- Original film poster
- Directed by: Jean Negulesco
- Written by: Karl Tunberg
- Based on: The Blessing 1951 novel by Nancy Mitford
- Produced by: Karl Tunberg
- Starring: Deborah Kerr Rossano Brazzi Maurice Chevalier
- Cinematography: George J. Folsey Milton R. Krasner
- Edited by: Harold F. Kress
- Music by: Franz Waxman
- Distributed by: Metro-Goldwyn-Mayer
- Release date: April 23, 1959 (US);
- Running time: 102 minutes
- Country: United States
- Language: English
- Budget: $2,311,000
- Box office: $1,710,000

= Count Your Blessings (1959 film) =

1959 film by Jean Negulesco

Count Your Blessings is a 1959 American romantic comedy drama film released by Metro-Goldwyn-Mayer. It was directed by Jean Negulesco, written and produced by Karl Tunberg, based on the 1951 novel The Blessing by Nancy Mitford. The music score was by Franz Waxman and the cinematography by George J. Folsey and Milton R. Krasner.

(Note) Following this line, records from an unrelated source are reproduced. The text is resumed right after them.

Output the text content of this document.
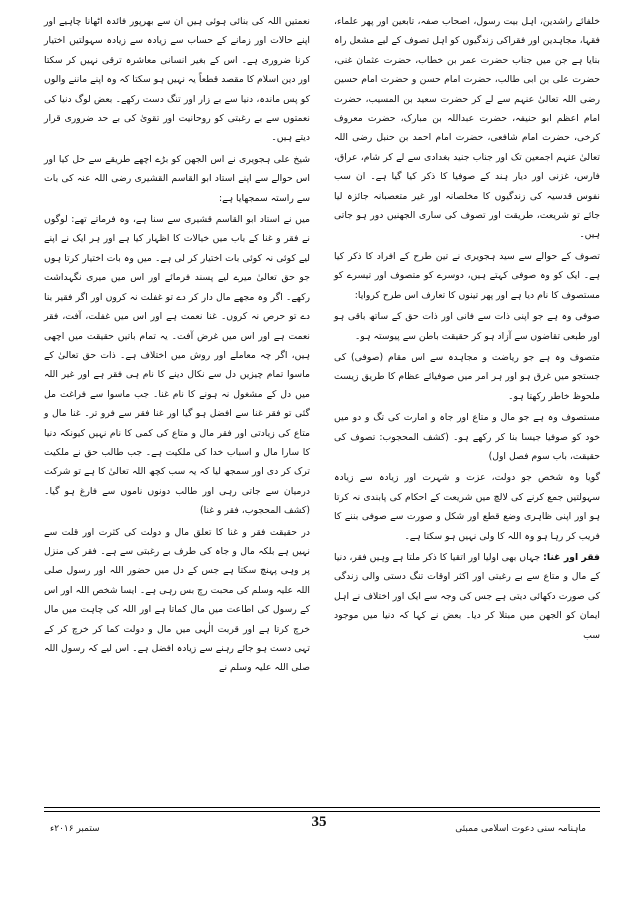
خلفائے راشدین، اہل بیت رسول، اصحاب صفہ، تابعین اور پھر علماء، فقہا، مجاہدین اور فقراکی زندگیوں کو اہل تصوف کے لیے مشعل راہ بنایا ہے جن میں جناب حضرت عمر بن خطاب، حضرت عثمان غنی، حضرت علی بن ابی طالب، حضرت امام حسن و حضرت امام حسین رضی اللہ تعالیٰ عنہم سے لے کر حضرت سعید بن المسیب، حضرت امام اعظم ابو حنیفہ، حضرت عبداللہ بن مبارک، حضرت معروف کرخی، حضرت امام شافعی، حضرت امام احمد بن حنبل رضی اللہ تعالیٰ عنہم اجمعین تک اور جناب جنید بغدادی سے لے کر شام، عراق، فارس، غزنی اور دیار ہند کے صوفیا کا ذکر کیا گیا ہے۔ ان سب نفوس قدسیہ کی زندگیوں کا مخلصانہ اور غیر متعصبانہ جائزہ لیا جائے تو شریعت، طریقت اور تصوف کی ساری الجھنیں دور ہو جاتی ہیں۔

تصوف کے حوالے سے سید ہجویری نے تین طرح کے افراد کا ذکر کیا ہے۔ ایک کو وہ صوفی کہتے ہیں، دوسرے کو متصوف اور تیسرے کو مستصوف کا نام دیا ہے اور پھر تینوں کا تعارف اس طرح کروایا:

صوفی وہ ہے جو اپنی ذات سے فانی اور ذات حق کے ساتھ باقی ہو اور طبعی تقاضوں سے آزاد ہو کر حقیقت باطن سے پیوستہ ہو۔

متصوف وہ ہے جو ریاضت و مجاہدہ سے اس مقام (صوفی) کی جستجو میں غرق ہو اور ہر امر میں صوفیائے عظام کا طریق زیست ملحوظ خاطر رکھتا ہو۔

مستصوف وہ ہے جو مال و متاع اور جاہ و امارت کی تگ و دو میں خود کو صوفیا جیسا بنا کر رکھے ہو۔ (کشف المحجوب: تصوف کی حقیقت، باب سوم فصل اول)

گویا وہ شخص جو دولت، عزت و شہرت اور زیادہ سے زیادہ سہولتیں جمع کرنے کی لالچ میں شریعت کے احکام کی پابندی نہ کرتا ہو اور اپنی ظاہری وضع قطع اور شکل و صورت سے صوفی بننے کا فریب کر رہا ہو وہ اللہ کا ولی نہیں ہو سکتا ہے۔

فقر اور غنا: جہاں بھی اولیا اور اتقیا کا ذکر ملتا ہے وہیں فقر، دنیا کے مال و متاع سے بے رغبتی اور اکثر اوقات تنگ دستی والی زندگی کی صورت دکھائی دیتی ہے جس کی وجہ سے ایک اور اختلاف نے اہل ایمان کو الجھن میں مبتلا کر دیا۔ بعض نے کہا کہ دنیا میں موجود سب

نعمتیں اللہ کی بنائی ہوئی ہیں ان سے بھرپور فائدہ اٹھانا چاہیے اور اپنے حالات اور زمانے کے حساب سے زیادہ سے زیادہ سہولتیں اختیار کرنا ضروری ہے۔ اس کے بغیر انسانی معاشرہ ترقی نہیں کر سکتا اور دین اسلام کا مقصد قطعاً یہ نہیں ہو سکتا کہ وہ اپنے ماننے والوں کو پس ماندہ، دنیا سے بے زار اور تنگ دست رکھے۔ بعض لوگ دنیا کی نعمتوں سے بے رغبتی کو روحانیت اور تقویٰ کی بے حد ضروری قرار دیتے ہیں۔

شیخ علی ہجویری نے اس الجھن کو بڑے اچھے طریقے سے حل کیا اور اس حوالے سے اپنے استاد ابو القاسم القشیری رضی اللہ عنہ کی بات سے راستہ سمجھایا ہے:

میں نے استاد ابو القاسم قشیری سے سنا ہے، وہ فرماتے تھے: لوگوں نے فقر و غنا کے باب میں خیالات کا اظہار کیا ہے اور ہر ایک نے اپنے لیے کوئی نہ کوئی بات اختیار کر لی ہے۔ میں وہ بات اختیار کرتا ہوں جو حق تعالیٰ میرے لیے پسند فرمائے اور اس میں میری نگہداشت رکھے۔ اگر وہ مجھے مال دار کر دے تو غفلت نہ کروں اور اگر فقیر بنا دے تو حرص نہ کروں۔ غنا نعمت ہے اور اس میں غفلت، آفت، فقر نعمت ہے اور اس میں غرض آفت۔ یہ تمام باتیں حقیقت میں اچھی ہیں، اگر چہ معاملے اور روش میں اختلاف ہے۔ ذات حق تعالیٰ کے ماسوا تمام چیزیں دل سے نکال دینے کا نام ہی فقر ہے اور غیر اللہ میں دل کے مشغول نہ ہونے کا نام غنا۔ جب ماسوا سے فراغت مل گئی تو فقر غنا سے افضل ہو گیا اور غنا فقر سے فرو تر۔ غنا مال و متاع کی زیادتی اور فقر مال و متاع کی کمی کا نام نہیں کیونکہ دنیا کا سارا مال و اسباب خدا کی ملکیت ہے۔ جب طالب حق نے ملکیت ترک کر دی اور سمجھ لیا کہ یہ سب کچھ اللہ تعالیٰ کا ہے تو شرکت درمیان سے جاتی رہی اور طالب دونوں ناموں سے فارغ ہو گیا۔ (کشف المحجوب، فقر و غنا)

در حقیقت فقر و غنا کا تعلق مال و دولت کی کثرت اور قلت سے نہیں ہے بلکہ مال و جاہ کی طرف بے رغبتی سے ہے۔ فقر کی منزل پر وہی پہنچ سکتا ہے جس کے دل میں حضور اللہ اور رسول صلی اللہ علیہ وسلم کی محبت رچ بس رہی ہے۔ ایسا شخص اللہ اور اس کے رسول کی اطاعت میں مال کماتا ہے اور اللہ کی چاہت میں مال خرچ کرتا ہے اور قربت الٰہی میں مال و دولت کما کر خرچ کر کے تہی دست ہو جائے رہنے سے زیادہ افضل ہے۔ اس لیے کہ رسول اللہ صلی اللہ علیہ وسلم نے

35	ماہنامہ سنی دعوت اسلامی ممبئی
ستمبر ۲۰۱۶ء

The costume design was by Helen Rose.

The film stars Deborah Kerr, Rossano Brazzi and Maurice Chevalier.

The film was shot in London and Paris.

==Plot==
While visiting Grace Allingham in wartime London at the behest of Hugh "Hughie" Palgrave, his friend, Charles is charmed by her and abruptly proposes marriage. They marry, but before their honeymoon, Charles reports back for military duty.

He reportedly is shot and taken prisoner. Grace waits for his return while raising their young son, Sigismond "Sigi". Charles returns after nine years, but over time, Grace comes to learn that during his long absence he has been seeing other women. She turns for comfort to her old love, Hughie.

A divorce seems imminent, while eight year-old Sigi is torn between the two parents and their very different ways of life. Because of their commitment to him, Grace and Charles ultimately reconcile.

==Cast==
- Deborah Kerr as Grace Allingham
- Rossano Brazzi as Charles Edouard de Valhubert
- Maurice Chevalier as Duc de St. Cloud
- Martin Stephens as Sigismond
- Tom Helmore as Hugh Palgrave
- Ronald Squire as Sir Conrad Allingham
- Patricia Medina as Albertine
- Mona Washbourne as Nanny
- Steven Geray as Guide
- Lumsden Hare as John
- Kim Parker as Secretary

==Box office==
According to MGM records the film earned $810,000 in the US and Canada and $900,000 elsewhere resulting in a loss of $1,688,000.